Information Security Consultant / Technical Writer

Responsibilities:

• As Information Security Architect and team member of six (6) under the guidance of the CIO, successfully created a state of the art Security Operations Center that monitored all DOR sensitive data to include the privacy of Georgia citizens private tax records.
• Developed and Managed DOR incident response center. Ensured the implementation of overall security measures, in accordance with Internal Revenue Service (IRS) procedures.
• Developed the IT Audit strategy, policies, and procedures which became the foundation of security for the State of Georgia and were implemented in 128 State of Georgia Agencies. The Audit policy was incorporated into the Internal Revenue Service 1075 Publication.

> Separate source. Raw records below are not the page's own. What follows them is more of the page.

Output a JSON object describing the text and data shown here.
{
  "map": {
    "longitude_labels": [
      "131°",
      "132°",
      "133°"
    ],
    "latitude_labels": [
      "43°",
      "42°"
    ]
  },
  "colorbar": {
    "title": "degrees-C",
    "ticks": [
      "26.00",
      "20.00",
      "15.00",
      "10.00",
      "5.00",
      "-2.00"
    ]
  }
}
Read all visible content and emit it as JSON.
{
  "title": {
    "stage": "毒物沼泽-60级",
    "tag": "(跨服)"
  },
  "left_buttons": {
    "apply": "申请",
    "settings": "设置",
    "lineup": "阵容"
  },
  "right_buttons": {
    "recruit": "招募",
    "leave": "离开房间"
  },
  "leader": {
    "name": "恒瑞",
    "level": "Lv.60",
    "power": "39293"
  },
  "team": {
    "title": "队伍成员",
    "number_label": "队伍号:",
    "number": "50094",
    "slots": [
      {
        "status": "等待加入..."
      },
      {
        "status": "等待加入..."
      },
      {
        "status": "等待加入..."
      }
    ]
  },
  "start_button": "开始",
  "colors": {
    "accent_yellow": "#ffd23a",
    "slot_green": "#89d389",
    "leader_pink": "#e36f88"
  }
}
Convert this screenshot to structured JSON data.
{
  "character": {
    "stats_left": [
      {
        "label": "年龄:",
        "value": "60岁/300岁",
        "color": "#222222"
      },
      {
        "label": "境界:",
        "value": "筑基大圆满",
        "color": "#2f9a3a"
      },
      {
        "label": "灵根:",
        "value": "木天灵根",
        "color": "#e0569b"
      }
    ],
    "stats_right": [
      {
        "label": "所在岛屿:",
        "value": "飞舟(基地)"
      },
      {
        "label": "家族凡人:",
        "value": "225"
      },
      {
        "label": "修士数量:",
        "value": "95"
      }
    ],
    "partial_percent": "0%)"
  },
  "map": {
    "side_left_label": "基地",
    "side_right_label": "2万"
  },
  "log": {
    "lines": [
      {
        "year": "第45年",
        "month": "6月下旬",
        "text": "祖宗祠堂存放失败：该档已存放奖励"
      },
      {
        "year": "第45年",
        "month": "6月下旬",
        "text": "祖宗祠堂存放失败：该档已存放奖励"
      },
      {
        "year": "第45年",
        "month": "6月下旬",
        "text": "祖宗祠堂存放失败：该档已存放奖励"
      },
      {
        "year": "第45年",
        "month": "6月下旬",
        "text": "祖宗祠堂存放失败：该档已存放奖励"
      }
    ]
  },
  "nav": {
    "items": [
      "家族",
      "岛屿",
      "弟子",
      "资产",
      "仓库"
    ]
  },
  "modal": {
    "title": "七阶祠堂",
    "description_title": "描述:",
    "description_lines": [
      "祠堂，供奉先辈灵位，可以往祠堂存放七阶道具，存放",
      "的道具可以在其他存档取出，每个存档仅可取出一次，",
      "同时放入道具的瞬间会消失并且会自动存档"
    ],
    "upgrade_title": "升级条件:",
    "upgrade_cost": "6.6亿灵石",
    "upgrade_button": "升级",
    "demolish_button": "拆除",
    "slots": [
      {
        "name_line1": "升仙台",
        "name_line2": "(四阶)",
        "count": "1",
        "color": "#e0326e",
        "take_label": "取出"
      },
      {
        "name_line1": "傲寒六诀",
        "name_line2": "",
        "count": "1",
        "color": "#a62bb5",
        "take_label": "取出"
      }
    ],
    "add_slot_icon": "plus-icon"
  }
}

Confidential, Alameda, California

Chief Information Security Officer

Responsibilities:

• As Manager of a Networked Security Engineer team of four (4) reporting to the Vice President successfully roll-out a Security Operations Center under budget saving the company 1.2 million dollars.
• Managed the day-to-day client policy configuration, change control, firewall, revision control, and recommended and implemented actions for increased security protection in a 24/7 Network Operation Center (NOC). Serviced continuance strategies and plans during security attacks. Drafted high-level, tactical, and strategic recommendations for security requirements. Developed NOC Operations Manual that included 27 NOC policies and procedures.

Confidential

Technical Technician

Responsibilities:

• As Information Security Subject Matter Expert developed the three-week (3) IT-2779 Information System Security Manager (ISSM) course consisting of 31 INFOSEC topics at the master level supporting the Confidential ( Confidential ) and Information Security (INFOSEC) Program Operational requirements for the DoD.
• As Information Systems Security Manager acted as Security Committee Steering Chair on SDLC development life cycle projects for five (5) Research and Development centers with over 750 applications of which 273 were sensitive or critical.
• As Project Manager, managed all phases of system design technical specifications on nine (9) High and Moderate level-impact systems using NIST SP Security Considerations in the System Development Life Cycle.